Fig. 40 Specifying a transformation in jamovi, to be saved as the imaginatively
named Transform 1
You can also create a transformation with the second example we looked at, the
age distribution of people at a social gathering. Go on, you know you want to!
Remember that we collapsed this variable into three groups: younger, adult and
older. This time we will achieve the same thing, but using the jamovi
Transform → Add condition button. With this data set (go back to it or
create it again if you did not save it) set up a new variable transformation.

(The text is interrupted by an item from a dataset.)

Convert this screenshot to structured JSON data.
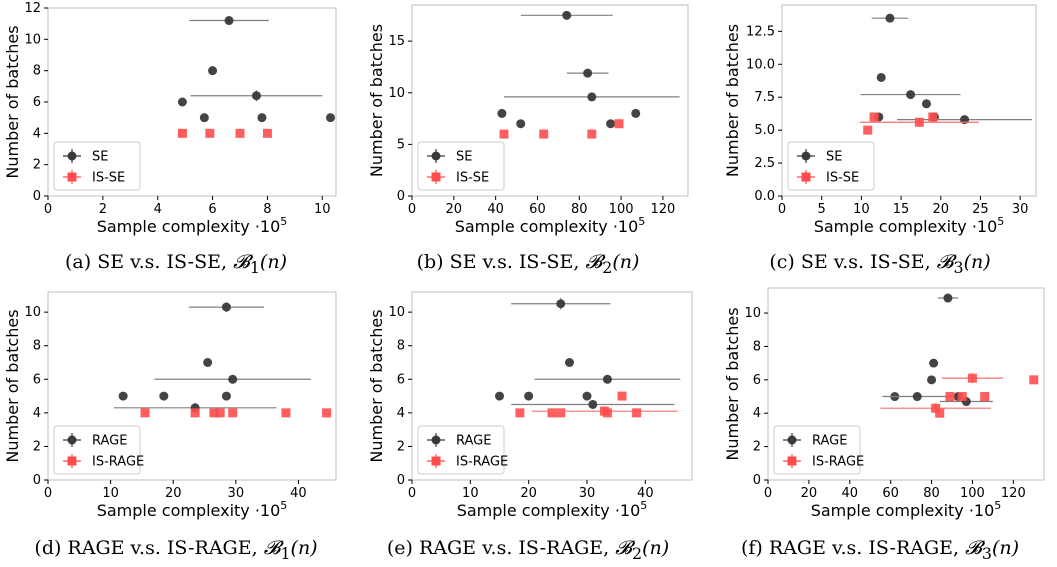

Call the transformed variable AgeCats and the transformation you will
create Agegroupings. Then click on the big + sign next to the function
box. This is the Add condition button and I have stuck a big red arrow onto
Fig. 41 so you can see exactly where this is. Re-create the
transformation shown in Fig. 41 and when you have done, you will see
the new values appear in the spreadsheet window. What is more, the
Agegroupings transformation has been saved and can be re-applied any time
you like. Ok, so I know that it is unlikely you will have more than one Age
variable, but you get the idea now of how to set up transformations in jamovi,
so you can follow this idea with other sorts of variables. A typical scenario
for this is when you have a questionnaire scale with, say, 20 items (variables)
and each item was originally scored from 1 to 6 but, for some reason or quirk
of the data you decide to recode all the items as 1 to 3. You can easily do
this in jamovi by creating and then re-applying your transformation for each
variable that you want to recode.
Fig. 41 jamovi transformation into three age categories, using the Add
condition button